Juvenile prison in New York

The Western House of Refuge was a prison for children in Rochester, New York founded in the mid-1800's that was the first state managed reformatory in the United States. In the 1880's, the prison was changed into a vocational school known as the State Industrial School. In the early 1900's, the school would move to Industry, New York, where it now operates as the Industry Residential Center run by the state Office of Children and Family Services.

== Founding ==
In the 1840's, legislators in New York State sought to better address the issue of juvenile detention. At the time, children were "thrown in" with adults in the state's many jails and prisons. While the state had created the House of Refuge to address this problem in 1824, the Manhattan-based institution "did not serve" Western New York. In 1846, the legislature passed a bill creating a Western House of Refuge run by a superintendent overseen by a fifteen-member board. Upstate courts were required to send convicted child felons to the new institution; they were also given the discretion to incarcerate children who had committed minor offenses or were simply homeless. At the House, children were supposed to work eight-hour days on behalf of farms and local industries, while spending their non-working hours learning vocational and literacy skills.

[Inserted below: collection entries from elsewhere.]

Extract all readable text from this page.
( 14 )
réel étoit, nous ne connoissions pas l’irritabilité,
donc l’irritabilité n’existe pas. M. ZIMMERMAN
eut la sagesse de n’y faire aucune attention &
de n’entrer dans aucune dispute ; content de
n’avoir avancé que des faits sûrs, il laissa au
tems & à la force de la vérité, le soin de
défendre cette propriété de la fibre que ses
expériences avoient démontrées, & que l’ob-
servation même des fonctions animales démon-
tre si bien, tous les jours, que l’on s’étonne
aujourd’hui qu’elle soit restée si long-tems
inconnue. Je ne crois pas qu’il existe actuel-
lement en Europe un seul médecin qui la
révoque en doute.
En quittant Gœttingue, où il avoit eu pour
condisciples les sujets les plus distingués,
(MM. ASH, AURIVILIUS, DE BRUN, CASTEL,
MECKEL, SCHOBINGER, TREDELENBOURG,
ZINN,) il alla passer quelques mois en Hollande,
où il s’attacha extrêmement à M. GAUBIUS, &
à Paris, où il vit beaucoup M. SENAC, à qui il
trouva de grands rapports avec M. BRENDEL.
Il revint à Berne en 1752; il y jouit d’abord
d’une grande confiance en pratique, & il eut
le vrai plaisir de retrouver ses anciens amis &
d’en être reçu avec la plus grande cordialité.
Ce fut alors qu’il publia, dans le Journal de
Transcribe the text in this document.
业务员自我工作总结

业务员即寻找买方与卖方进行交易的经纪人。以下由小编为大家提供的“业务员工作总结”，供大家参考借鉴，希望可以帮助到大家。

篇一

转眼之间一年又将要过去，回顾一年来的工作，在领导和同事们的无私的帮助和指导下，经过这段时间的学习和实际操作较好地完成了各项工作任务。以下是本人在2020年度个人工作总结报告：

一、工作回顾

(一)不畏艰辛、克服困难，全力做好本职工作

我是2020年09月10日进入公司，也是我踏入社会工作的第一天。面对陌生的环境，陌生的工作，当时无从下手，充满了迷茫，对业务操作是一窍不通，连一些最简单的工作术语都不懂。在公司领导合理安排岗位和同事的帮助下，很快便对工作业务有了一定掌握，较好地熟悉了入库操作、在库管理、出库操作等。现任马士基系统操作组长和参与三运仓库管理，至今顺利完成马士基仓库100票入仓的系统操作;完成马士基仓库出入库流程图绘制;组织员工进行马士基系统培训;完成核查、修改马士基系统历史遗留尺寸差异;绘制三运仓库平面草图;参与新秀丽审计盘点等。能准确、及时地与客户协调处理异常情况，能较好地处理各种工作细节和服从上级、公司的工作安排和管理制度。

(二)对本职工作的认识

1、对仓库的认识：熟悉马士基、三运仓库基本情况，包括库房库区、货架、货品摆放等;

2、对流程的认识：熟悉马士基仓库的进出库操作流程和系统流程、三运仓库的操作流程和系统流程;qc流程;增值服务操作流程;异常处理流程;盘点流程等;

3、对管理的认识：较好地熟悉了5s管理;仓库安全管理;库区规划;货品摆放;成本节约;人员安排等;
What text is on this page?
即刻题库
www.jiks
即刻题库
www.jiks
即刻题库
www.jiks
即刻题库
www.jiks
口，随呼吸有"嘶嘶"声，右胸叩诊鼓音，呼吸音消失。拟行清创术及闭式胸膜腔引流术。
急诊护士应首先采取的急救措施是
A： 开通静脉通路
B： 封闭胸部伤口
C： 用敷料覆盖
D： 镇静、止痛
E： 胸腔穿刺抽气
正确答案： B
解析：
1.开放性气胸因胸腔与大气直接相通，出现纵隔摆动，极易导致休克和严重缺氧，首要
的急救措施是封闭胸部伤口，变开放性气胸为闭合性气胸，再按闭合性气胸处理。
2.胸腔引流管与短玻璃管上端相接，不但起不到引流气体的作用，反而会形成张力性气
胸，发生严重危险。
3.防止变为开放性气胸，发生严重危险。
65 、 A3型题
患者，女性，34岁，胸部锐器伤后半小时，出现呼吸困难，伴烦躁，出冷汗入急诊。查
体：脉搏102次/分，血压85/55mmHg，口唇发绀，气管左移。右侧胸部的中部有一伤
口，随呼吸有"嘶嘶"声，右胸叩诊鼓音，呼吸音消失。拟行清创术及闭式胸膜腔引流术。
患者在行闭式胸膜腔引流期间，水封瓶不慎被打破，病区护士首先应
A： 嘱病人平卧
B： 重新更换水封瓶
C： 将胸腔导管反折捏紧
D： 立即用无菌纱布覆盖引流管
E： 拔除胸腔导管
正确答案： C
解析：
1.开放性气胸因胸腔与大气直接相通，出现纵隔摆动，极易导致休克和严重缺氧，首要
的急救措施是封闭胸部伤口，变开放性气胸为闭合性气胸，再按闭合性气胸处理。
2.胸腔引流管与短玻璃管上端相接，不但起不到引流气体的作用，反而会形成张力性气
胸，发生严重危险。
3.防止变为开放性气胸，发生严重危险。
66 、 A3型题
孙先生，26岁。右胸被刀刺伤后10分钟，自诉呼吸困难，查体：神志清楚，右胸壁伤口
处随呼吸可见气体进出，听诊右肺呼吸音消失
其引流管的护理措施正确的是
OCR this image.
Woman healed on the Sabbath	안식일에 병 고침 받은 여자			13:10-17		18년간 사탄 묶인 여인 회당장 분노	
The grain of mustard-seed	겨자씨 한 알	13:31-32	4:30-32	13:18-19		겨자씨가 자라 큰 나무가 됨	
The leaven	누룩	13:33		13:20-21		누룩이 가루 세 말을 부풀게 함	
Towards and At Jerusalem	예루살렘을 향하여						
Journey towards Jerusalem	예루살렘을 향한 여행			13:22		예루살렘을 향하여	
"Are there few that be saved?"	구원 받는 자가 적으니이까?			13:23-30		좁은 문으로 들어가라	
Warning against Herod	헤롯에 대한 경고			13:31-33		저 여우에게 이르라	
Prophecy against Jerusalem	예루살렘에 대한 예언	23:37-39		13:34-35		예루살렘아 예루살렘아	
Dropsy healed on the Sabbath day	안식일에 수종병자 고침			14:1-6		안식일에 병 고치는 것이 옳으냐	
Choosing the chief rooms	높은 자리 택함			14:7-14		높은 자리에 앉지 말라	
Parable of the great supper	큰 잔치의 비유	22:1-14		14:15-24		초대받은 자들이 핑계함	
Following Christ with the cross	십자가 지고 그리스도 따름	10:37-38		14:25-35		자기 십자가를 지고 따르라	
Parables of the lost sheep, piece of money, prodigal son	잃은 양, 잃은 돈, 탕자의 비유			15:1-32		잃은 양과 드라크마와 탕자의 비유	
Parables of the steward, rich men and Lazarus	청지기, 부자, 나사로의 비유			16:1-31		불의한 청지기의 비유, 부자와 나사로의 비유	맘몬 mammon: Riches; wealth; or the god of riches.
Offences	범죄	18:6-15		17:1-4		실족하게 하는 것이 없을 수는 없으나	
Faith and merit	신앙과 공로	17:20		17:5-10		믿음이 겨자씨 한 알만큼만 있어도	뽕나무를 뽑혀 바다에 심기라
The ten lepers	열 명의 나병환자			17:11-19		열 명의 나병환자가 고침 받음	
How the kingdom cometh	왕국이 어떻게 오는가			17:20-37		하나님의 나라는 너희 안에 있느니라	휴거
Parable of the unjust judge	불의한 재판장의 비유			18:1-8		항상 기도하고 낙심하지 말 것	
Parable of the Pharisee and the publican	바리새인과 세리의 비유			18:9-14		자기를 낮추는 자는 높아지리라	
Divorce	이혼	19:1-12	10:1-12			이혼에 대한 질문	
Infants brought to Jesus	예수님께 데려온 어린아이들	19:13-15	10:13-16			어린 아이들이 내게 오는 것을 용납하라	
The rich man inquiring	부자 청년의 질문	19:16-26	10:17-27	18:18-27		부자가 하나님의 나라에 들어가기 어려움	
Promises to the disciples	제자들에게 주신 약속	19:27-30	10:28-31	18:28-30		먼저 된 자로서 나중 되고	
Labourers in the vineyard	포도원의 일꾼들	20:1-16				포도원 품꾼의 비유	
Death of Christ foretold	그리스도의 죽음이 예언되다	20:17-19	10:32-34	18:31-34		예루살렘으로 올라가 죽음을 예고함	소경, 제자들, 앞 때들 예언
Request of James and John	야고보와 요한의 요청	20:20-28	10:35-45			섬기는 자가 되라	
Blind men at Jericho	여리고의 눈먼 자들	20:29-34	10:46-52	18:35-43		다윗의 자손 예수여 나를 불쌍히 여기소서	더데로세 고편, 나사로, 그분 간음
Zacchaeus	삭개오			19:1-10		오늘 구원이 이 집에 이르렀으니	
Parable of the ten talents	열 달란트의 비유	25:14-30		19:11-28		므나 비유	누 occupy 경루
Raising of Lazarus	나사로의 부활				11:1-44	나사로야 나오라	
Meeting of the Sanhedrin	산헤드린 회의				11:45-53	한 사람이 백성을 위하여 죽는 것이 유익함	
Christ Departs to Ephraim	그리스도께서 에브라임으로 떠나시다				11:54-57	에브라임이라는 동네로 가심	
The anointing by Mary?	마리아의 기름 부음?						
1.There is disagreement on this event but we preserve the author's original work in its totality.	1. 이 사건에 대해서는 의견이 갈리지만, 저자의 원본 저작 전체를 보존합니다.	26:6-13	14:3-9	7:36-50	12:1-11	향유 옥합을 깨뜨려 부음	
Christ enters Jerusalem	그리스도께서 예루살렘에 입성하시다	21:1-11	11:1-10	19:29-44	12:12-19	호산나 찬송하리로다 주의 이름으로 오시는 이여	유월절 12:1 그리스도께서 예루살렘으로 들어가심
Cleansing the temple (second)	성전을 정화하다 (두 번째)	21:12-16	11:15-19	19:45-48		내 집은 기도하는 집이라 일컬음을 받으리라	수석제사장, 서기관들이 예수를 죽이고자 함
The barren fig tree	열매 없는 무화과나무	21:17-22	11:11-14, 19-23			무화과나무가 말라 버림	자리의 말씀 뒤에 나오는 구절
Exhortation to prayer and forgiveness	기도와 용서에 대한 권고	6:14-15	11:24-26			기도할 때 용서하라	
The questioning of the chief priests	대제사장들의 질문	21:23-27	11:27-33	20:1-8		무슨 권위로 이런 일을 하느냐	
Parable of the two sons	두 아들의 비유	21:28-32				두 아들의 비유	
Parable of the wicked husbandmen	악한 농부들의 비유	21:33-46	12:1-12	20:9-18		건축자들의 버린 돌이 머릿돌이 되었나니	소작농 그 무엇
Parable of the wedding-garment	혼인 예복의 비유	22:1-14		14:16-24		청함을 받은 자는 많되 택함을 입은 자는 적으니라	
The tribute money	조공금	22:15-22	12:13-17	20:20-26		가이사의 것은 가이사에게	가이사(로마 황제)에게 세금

In 1849, the House formally opened on a 42-acre plot of land just north of the growing city of Rochester. The prison population quickly grew from 50 to over 400. In 1880, the local press called the House, which was managed by social and political elites in Rochester, "one of the best managed institutions of its kind in the country."

== Scandal ==
In 1882, the institution's management asked the state to pass a bill that would drastically expand the House's size. In a move that made front page headlines across New York, the head of the state Board of Charities opposed the legislation, calling the House "essentially a prison" that "doomed" boys and girls to a life of child labor. The Buffalo Evening News would later report that it was an open secret that the House's managers had "wholly abandoned education so that contractors may obtain labor from helpless children." When the expansion bill failed, the House to hire a team of investigators, who - while finding "serious defects" in the institution - blamed these defects on poor performing employees, who were subsequently terminated.

Unconvinced by the House's attempt to police itself, the New York State Assembly conducted an investigation in 1884. The legislators found that the institution was a "half prison" paired with a "money-making" operation that preyed on a population of children whose sole "crimes" were often nothing but homelessness or insolence. Five hundred boys as young as eight, who were allegedly being taught skills to "reform" them, were forced to spend most of their days as contract laborers, making shoes and garments for local businesses. After attending perfunctory night "classes," the children were caged in "exceedingly repulsive" cells that lacked toilets, were bathed once a week in two tubs shared by all other boys, and were subject to "excessive," "frequent," and "cruel" punishments that included beatings, forced starvation, solitary confinement, and transfers to adult prisons. The Assembly concluded that the House, which was instilling "evil" and "corruption" into the children it housed, needed "radical" change. The major recommendation was to transform the institution into a vocational school.

== Reform ==
In the wake of the scandal, the state and local leaders worked to drastically overhaul the school and the juvenile detention system in New York as a whole. In the 1880's and 1890's, the state banned contract labor by juvenile inmates across the state, while the leaders of the House created a parole system, stopped accepting children who had not committed felonies, segregated children on the basis of age, and banned corporal punishment. The school was renamed as the "State Industrial School," with its focus shifting from profit-based contract labor to skills-based training in agricultural life and vocations like masonry.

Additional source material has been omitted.